District information
- Type: Independent school district
- Motto: Our Children, Our Future
- Grades: PK–12
- Superintendent: Adam Ivy
- Schools: 4
- NCES District ID: 4811990

Students and staff
- Students: 1,027 (2023–2024)
- Faculty: Clayton Harris (high school principal) Jennifer Parnham (upper junior high principal) Sheila Ryder (lower junior high principal) Susan Shelton (elementary principal)
- Teachers: 83.74 (on an FTE basis) (2023–2024)
- Staff: 94.09 (on an FTE basis) (2023–2024)
- Student–teacher ratio: 12.26 (2023–2024)
- District mascot: Bucky the Bison
- Colors: Purple & Gold

Other information
- athletic conference: UIL (Conference 3A)
- Website: www.buffaloisd.net

= Buffalo Independent School District =

School district in Texas, United States

Buffalo Independent School District is a public school district based in Buffalo, Texas, United States.

The district is located in northern Leon County and extends into southern Freestone County.

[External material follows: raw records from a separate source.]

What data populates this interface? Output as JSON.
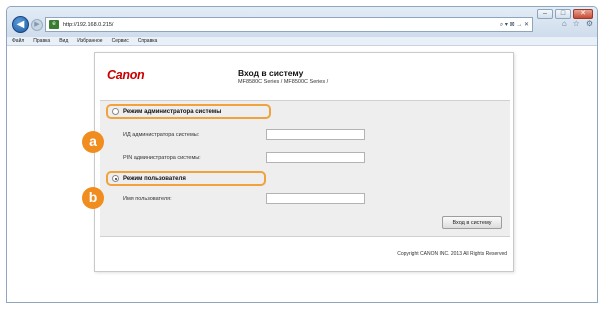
{
  "browser": {
    "url": "http://192.168.0.215/",
    "address_right": "⌕ ▾ ⊠ → ✕",
    "menu": [
      "Файл",
      "Правка",
      "Вид",
      "Избранное",
      "Сервис",
      "Справка"
    ],
    "toolbar_icons": [
      "home-icon",
      "favorites-icon",
      "tools-icon"
    ]
  },
  "page": {
    "logo": "Canon",
    "title": "Вход в систему",
    "subtitle": "MF8580C Series / MF8500C Series /",
    "admin_mode": {
      "label": "Режим администратора системы",
      "selected": false,
      "fields": [
        {
          "label": "ИД администратора системы:",
          "value": ""
        },
        {
          "label": "PIN администратора системы:",
          "value": ""
        }
      ]
    },
    "user_mode": {
      "label": "Режим пользователя",
      "selected": true,
      "fields": [
        {
          "label": "Имя пользователя:",
          "value": ""
        }
      ]
    },
    "login_button": "Вход в систему",
    "copyright": "Copyright CANON INC. 2013 All Rights Reserved"
  },
  "annotations": {
    "a": "a",
    "b": "b",
    "color": "#f08d1e"
  }
}
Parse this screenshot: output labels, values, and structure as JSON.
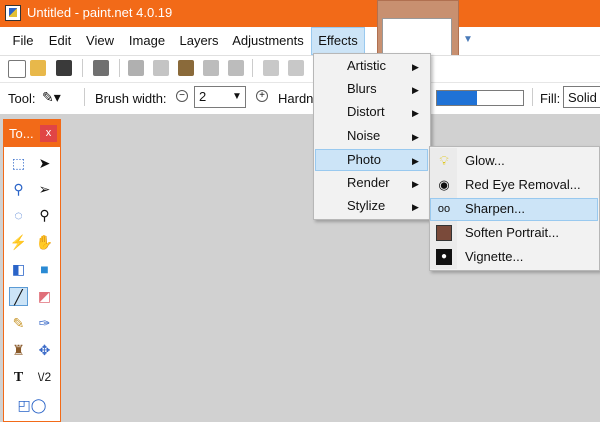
{
  "window": {
    "title": "Untitled - paint.net 4.0.19"
  },
  "menubar": {
    "items": [
      {
        "label": "File"
      },
      {
        "label": "Edit"
      },
      {
        "label": "View"
      },
      {
        "label": "Image"
      },
      {
        "label": "Layers"
      },
      {
        "label": "Adjustments"
      },
      {
        "label": "Effects"
      }
    ]
  },
  "options": {
    "tool_label": "Tool:",
    "brush_width_label": "Brush width:",
    "brush_width_value": "2",
    "hardness_label": "Hardn",
    "fill_label": "Fill:",
    "fill_value": "Solid",
    "hardness_fraction": 0.47
  },
  "tools_panel": {
    "title": "To...",
    "close": "x"
  },
  "effects_menu": {
    "items": [
      {
        "label": "Artistic"
      },
      {
        "label": "Blurs"
      },
      {
        "label": "Distort"
      },
      {
        "label": "Noise"
      },
      {
        "label": "Photo"
      },
      {
        "label": "Render"
      },
      {
        "label": "Stylize"
      }
    ],
    "highlighted": "Photo"
  },
  "photo_submenu": {
    "items": [
      {
        "label": "Glow...",
        "icon": "bulb-icon"
      },
      {
        "label": "Red Eye Removal...",
        "icon": "eye-icon"
      },
      {
        "label": "Sharpen...",
        "icon": "glasses-icon"
      },
      {
        "label": "Soften Portrait...",
        "icon": "portrait-icon"
      },
      {
        "label": "Vignette...",
        "icon": "vignette-icon"
      }
    ],
    "highlighted": "Sharpen..."
  },
  "colors": {
    "accent": "#f26a18",
    "highlight": "#cce4f7",
    "canvas": "#d1d1d1",
    "progress": "#1f72d6"
  }
}
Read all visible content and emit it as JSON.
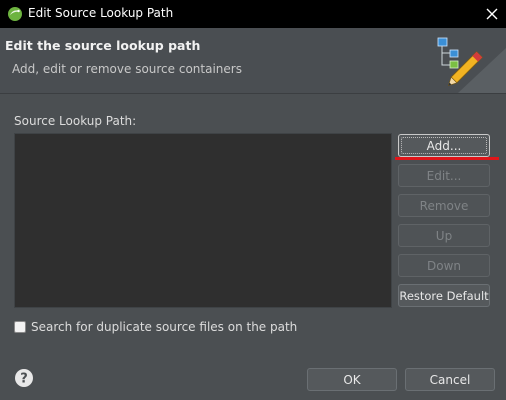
{
  "window": {
    "title": "Edit Source Lookup Path",
    "app_icon": "eclipse-icon",
    "close_icon": "close-icon"
  },
  "header": {
    "title": "Edit the source lookup path",
    "subtitle": "Add, edit or remove source containers",
    "art_icon": "pencil-tree-icon"
  },
  "list": {
    "label": "Source Lookup Path:"
  },
  "buttons": {
    "add": "Add...",
    "edit": "Edit...",
    "remove": "Remove",
    "up": "Up",
    "down": "Down",
    "restore_default": "Restore Default",
    "ok": "OK",
    "cancel": "Cancel"
  },
  "checkbox": {
    "label": "Search for duplicate source files on the path",
    "checked": false
  },
  "help_icon": "help-icon",
  "colors": {
    "titlebar": "#000000",
    "dialog_bg": "#4b4f52",
    "list_bg": "#2f2f2f",
    "highlight_underline": "#e0151a"
  }
}
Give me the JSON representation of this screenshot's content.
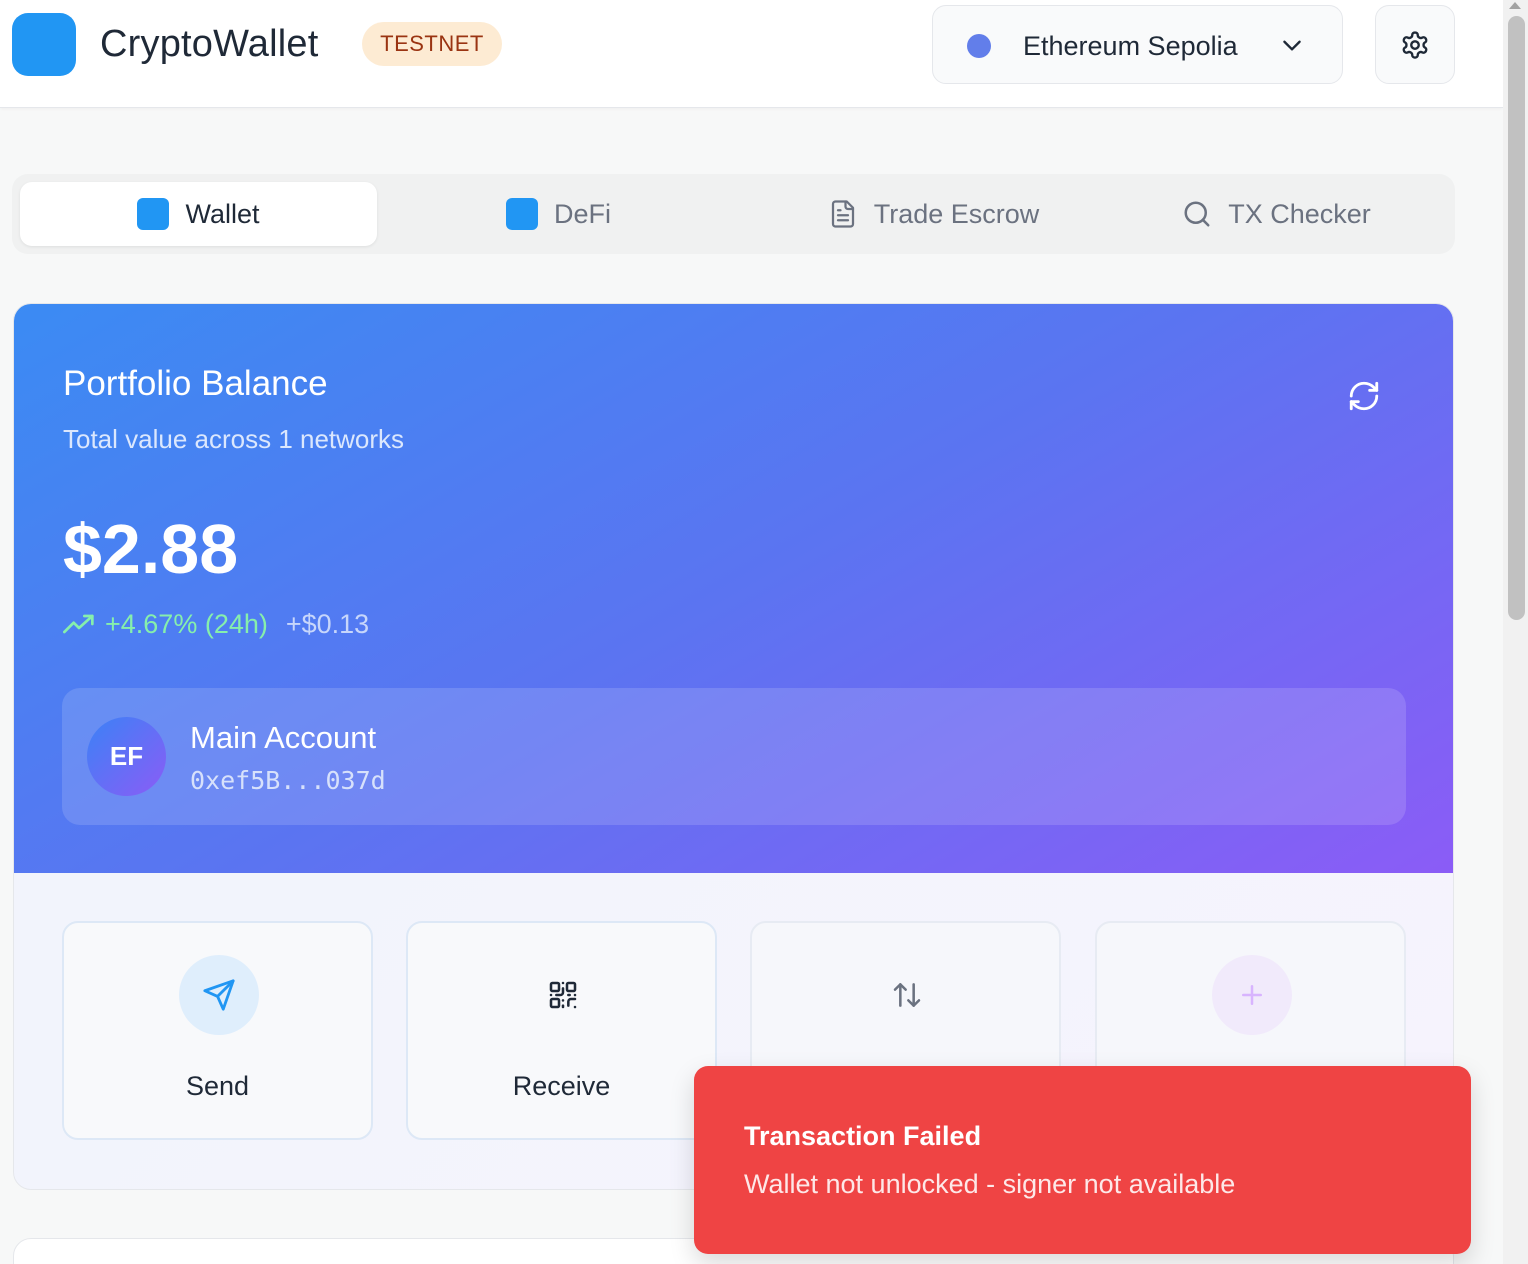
{
  "header": {
    "app_title": "CryptoWallet",
    "badge": "TESTNET",
    "network": {
      "label": "Ethereum Sepolia",
      "dot_color": "#627eea"
    },
    "logo_color": "#2196f3"
  },
  "tabs": [
    {
      "label": "Wallet",
      "icon": "square-icon",
      "active": true
    },
    {
      "label": "DeFi",
      "icon": "square-icon",
      "active": false
    },
    {
      "label": "Trade Escrow",
      "icon": "document-icon",
      "active": false
    },
    {
      "label": "TX Checker",
      "icon": "search-icon",
      "active": false
    }
  ],
  "portfolio": {
    "title": "Portfolio Balance",
    "subtitle": "Total value across 1 networks",
    "amount": "$2.88",
    "change_pct": "+4.67% (24h)",
    "change_abs": "+$0.13",
    "account": {
      "initials": "EF",
      "name": "Main Account",
      "address": "0xef5B...037d"
    }
  },
  "actions": [
    {
      "label": "Send",
      "icon": "send-icon"
    },
    {
      "label": "Receive",
      "icon": "qr-code-icon"
    },
    {
      "label": "",
      "icon": "swap-arrows-icon"
    },
    {
      "label": "",
      "icon": "plus-icon"
    }
  ],
  "toast": {
    "title": "Transaction Failed",
    "message": "Wallet not unlocked - signer not available",
    "color": "#ef4444"
  }
}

In 2010, the school district was rated "Recognized" by the Texas Education Agency.

==Schools==

- Buffalo High (Grades 9–12)
Buffalo High School is located 1724 N. Buffalo Ave. The current principal is John Clements.
The construction for the new high school building finished in 2010, with spacious halls that resemble a college campus. There are four wings, each representing a different college. These four are the Texas A&M hall, which serves as the language hallway; the Texas Tech hall, which serves as the elective hallway; the University of Texas hall, which serves as the math and history hall; and the Baylor University hall, which serves as the science hall. The most noticeable add-on to the school is the gymnasium. The gymnasium is adjacent to the cafeteria which has a glass wall allowing one to look over the gym while eating and conversing. In 2010, the High School received an Academically Acceptable rating by the TEA.
- Buffalo Junior Highs (Grades 3–8)
The Buffalo Junior High schools are located at 145 Bison Trail, the location of the former high school. The current of the upper junior high is Jennifer Parnham. The principal of the lower junior high is Sheila Ryder. The Lower Junior High has the 3rd through 5th graders, and the Upper Junior High has the 6th through 8th graders.
- Buffalo Elementary (Grades PK-2)
Buffalo Elementary is located at 1700 E Commerce Street. The current principal is Susan Shelton. The Elementary consists of grades PK through 2. The Elementary has received a Recognized rating by the TEA four years in a row, from 2007 to 2010.

==School board==

Buffalo High School's school board currently consists of Jack Helmcamp as president, John Rodell as vice president, Bobby Fishbeck as secretary, Bradley Ezell as an alternate, and Randy Ayres, Monty McGill, and Brent Ryder as members.

==Superintendents==

The current superintendent at Buffalo High School is Adam Ivy, who has been serving since 2022. The superintendents before him were Lacy Freeman and Jackie Thomason (2005-2012), Charles Luke (2002-2005), Paul Vranish (2000-2002), and Floyd L. Jackson (1994-1999).

==Athletics==

The girls basketball team won the state championship in 2002.